Na een kort werkverband bij bloemisterij Schipper werd hij aangesteld als ambtenaar bij de gemeente waarvoor hij de Heemtuin aanplantte. Het idee voor de Heemtuin kwam van adjunct-directeur Kloos van Gemeentewerken Zaandam. Hij leerde het vak bij collega’s in het heempark van Amstelveen. Kees Koolman was de eerste tuinman van de heemtuin en bleef daar van 1955 tot 1963 aan verbonden. Vanwege gebrek aan doorgroeimogelijkheden en een mager loon verkoos hij in dienst te treden bij zijn vader, onderhoudsman van het grafwerk bij de begraafplaats aan de Zuiddijk. Later was hij als hovenier eigen baas van een klein bedrijf dat werkzaamheden aan tuinen en plantsoenen verrichtte. Vanwege zijn reuma belandde hij in 1986 in de WAO.
Via schilder Jan de Boer raakte Kees in contact met kunstschilders en beeldhouwers. Tussen de bedrijven door verzamelde hij niet alleen etsen en schilderijen maar ook melkdoppen, postzegels, sigarenbandjes, boeken, posters, droogbloemen, ansichtkaarten, noem iets op en Kees verzamelde het. Kees streefde als verzamelaar naar volledigheid. Zag hij een ets van Frans Room, dan moest en zou hij alle etsen van Frans Room bezitten. Kocht hij een boek over de Zaanstreek, dan moest hij alle boeken over de Zaanstreek hebben.

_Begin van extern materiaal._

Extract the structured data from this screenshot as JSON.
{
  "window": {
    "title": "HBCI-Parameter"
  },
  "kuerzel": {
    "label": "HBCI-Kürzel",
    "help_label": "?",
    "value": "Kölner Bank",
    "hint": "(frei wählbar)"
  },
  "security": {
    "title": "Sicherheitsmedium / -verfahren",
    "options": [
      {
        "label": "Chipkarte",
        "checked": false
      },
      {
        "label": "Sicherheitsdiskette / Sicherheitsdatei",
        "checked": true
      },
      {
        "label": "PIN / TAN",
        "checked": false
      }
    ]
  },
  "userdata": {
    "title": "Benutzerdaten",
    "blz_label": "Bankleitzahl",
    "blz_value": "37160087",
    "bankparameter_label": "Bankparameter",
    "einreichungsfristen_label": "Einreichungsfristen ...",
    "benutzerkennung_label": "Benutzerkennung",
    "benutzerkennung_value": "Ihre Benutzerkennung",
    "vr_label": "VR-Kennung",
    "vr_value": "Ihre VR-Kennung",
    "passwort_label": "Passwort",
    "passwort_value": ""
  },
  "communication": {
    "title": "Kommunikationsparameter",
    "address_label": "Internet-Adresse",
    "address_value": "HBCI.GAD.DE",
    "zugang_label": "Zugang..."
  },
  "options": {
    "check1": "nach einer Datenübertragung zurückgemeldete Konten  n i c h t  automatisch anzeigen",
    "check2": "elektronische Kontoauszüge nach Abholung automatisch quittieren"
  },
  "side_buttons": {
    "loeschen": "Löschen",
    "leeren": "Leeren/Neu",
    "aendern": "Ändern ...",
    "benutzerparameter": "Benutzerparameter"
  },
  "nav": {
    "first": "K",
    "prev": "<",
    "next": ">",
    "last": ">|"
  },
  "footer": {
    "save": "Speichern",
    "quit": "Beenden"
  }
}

Opmerkelijk was de verminderde belangstelling na aanschaf. Waren eenmaal alle staten van een ets door Peter Langenberg verworven, dan verdwenen ze in een la en werd de aandacht op iets anders gericht. Bij Kees was het alles of niets. Hij was een vechter. Hij moest wel, want zijn chronische ziekte leverde hem altijd pijn op. Bovendien trokken zijn gewrichten krom zodat hij moeilijk bewoog. Des te indringender was zijn blik als zijn oog op iets van zijn gading viel. Was hij eenmaal bevangen door de verzamelkoorts, dan was er ook geen houden meer aan. Talloze keren moet hij handenvol kunstenaars hebben achtervolgd tot in de diepste krochten van hun ateliers, wijzend naar kunstwerken, vragend, smekend, bedelend om een ets, een tekening of een schilderij. En hij wist van geen wijken: alleen met een kunstwerk ging hij de deur weer uit.

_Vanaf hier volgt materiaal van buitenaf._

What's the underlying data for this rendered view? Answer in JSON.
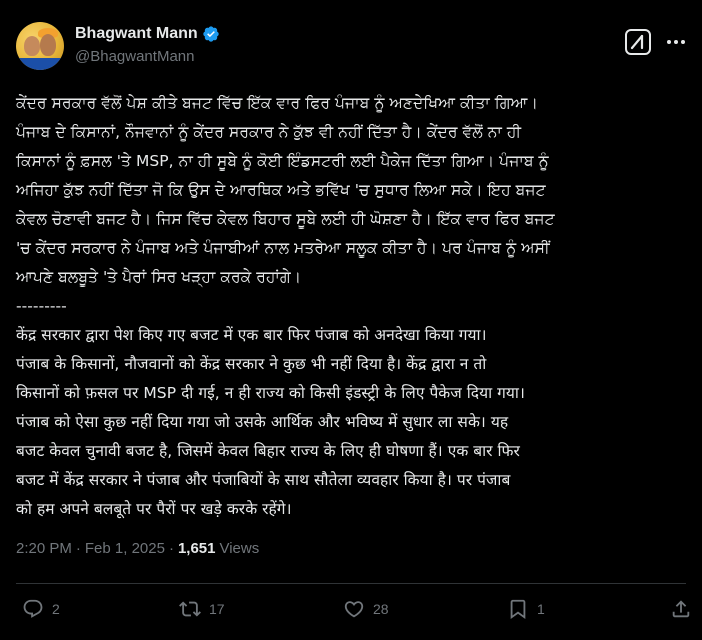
{
  "author": {
    "display_name": "Bhagwant Mann",
    "handle": "@BhagwantMann",
    "avatar_icon": "profile-photo",
    "verified": true
  },
  "header": {
    "grok_icon": "grok-icon",
    "more_icon": "more-icon"
  },
  "tweet": {
    "lines": [
      "ਕੇਂਦਰ ਸਰਕਾਰ ਵੱਲੋਂ ਪੇਸ਼ ਕੀਤੇ ਬਜਟ ਵਿੱਚ ਇੱਕ ਵਾਰ ਫਿਰ ਪੰਜਾਬ ਨੂੰ ਅਣਦੇਖਿਆ ਕੀਤਾ ਗਿਆ।",
      "ਪੰਜਾਬ ਦੇ ਕਿਸਾਨਾਂ, ਨੌਜਵਾਨਾਂ ਨੂੰ ਕੇਂਦਰ ਸਰਕਾਰ ਨੇ ਕੁੱਝ ਵੀ ਨਹੀਂ ਦਿੱਤਾ ਹੈ। ਕੇਂਦਰ ਵੱਲੋਂ ਨਾ ਹੀ",
      "ਕਿਸਾਨਾਂ ਨੂੰ ਫ਼ਸਲ 'ਤੇ MSP, ਨਾ ਹੀ ਸੂਬੇ ਨੂੰ ਕੋਈ ਇੰਡਸਟਰੀ ਲਈ ਪੈਕੇਜ ਦਿੱਤਾ ਗਿਆ। ਪੰਜਾਬ ਨੂੰ",
      "ਅਜਿਹਾ ਕੁੱਝ ਨਹੀਂ ਦਿੱਤਾ ਜੋ ਕਿ ਉਸ ਦੇ ਆਰਥਿਕ ਅਤੇ ਭਵਿੱਖ 'ਚ ਸੁਧਾਰ ਲਿਆ ਸਕੇ। ਇਹ ਬਜਟ",
      "ਕੇਵਲ ਚੋਣਾਵੀ ਬਜਟ ਹੈ। ਜਿਸ ਵਿੱਚ ਕੇਵਲ ਬਿਹਾਰ ਸੂਬੇ ਲਈ ਹੀ ਘੋਸ਼ਣਾ ਹੈ। ਇੱਕ ਵਾਰ ਫਿਰ ਬਜਟ",
      "'ਚ ਕੇਂਦਰ ਸਰਕਾਰ ਨੇ ਪੰਜਾਬ ਅਤੇ ਪੰਜਾਬੀਆਂ ਨਾਲ ਮਤਰੇਆ ਸਲੂਕ ਕੀਤਾ ਹੈ। ਪਰ ਪੰਜਾਬ ਨੂੰ ਅਸੀਂ",
      "ਆਪਣੇ ਬਲਬੂਤੇ 'ਤੇ ਪੈਰਾਂ ਸਿਰ ਖੜ੍ਹਾ ਕਰਕੇ ਰਹਾਂਗੇ।",
      "---------",
      "केंद्र सरकार द्वारा पेश किए गए बजट में एक बार फिर पंजाब को अनदेखा किया गया।",
      "पंजाब के किसानों, नौजवानों को केंद्र सरकार ने कुछ भी नहीं दिया है। केंद्र द्वारा न तो",
      "किसानों को फ़सल पर MSP दी गई, न ही राज्य को किसी इंडस्ट्री के लिए पैकेज दिया गया।",
      "पंजाब को ऐसा कुछ नहीं दिया गया जो उसके आर्थिक और भविष्य में सुधार ला सके। यह",
      "बजट केवल चुनावी बजट है, जिसमें केवल बिहार राज्य के लिए ही घोषणा हैं। एक बार फिर",
      "बजट में केंद्र सरकार ने पंजाब और पंजाबियों के साथ सौतेला व्यवहार किया है। पर पंजाब",
      "को हम अपने बलबूते पर पैरों पर खड़े करके रहेंगे।"
    ]
  },
  "meta": {
    "time": "2:20 PM",
    "separator": "·",
    "date": "Feb 1, 2025",
    "views_count": "1,651",
    "views_label": "Views"
  },
  "actions": {
    "reply_count": "2",
    "repost_count": "17",
    "like_count": "28",
    "bookmark_count": "1"
  },
  "colors": {
    "background": "#000000",
    "text": "#e7e9ea",
    "secondary": "#71767b",
    "verified": "#1d9bf0",
    "divider": "#2f3336"
  }
}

In 2011 ontving de 79-jarige Zaandammer Kees Koolman de Zaanstedelijke Vrijwilligersprijs uit handen van burgemeester Faber.
Bij Kees Koolman werd op latere leeftijd prostaatkanker geconstateerd, gevolgd door darmkanker met uitzaaiingen naar maag en lever. Hij overleed in 2012. Zowel het Molenmuseum als het Weefhuis organiseerden tentoonstellingen ter herinnering aan Kees Koolman.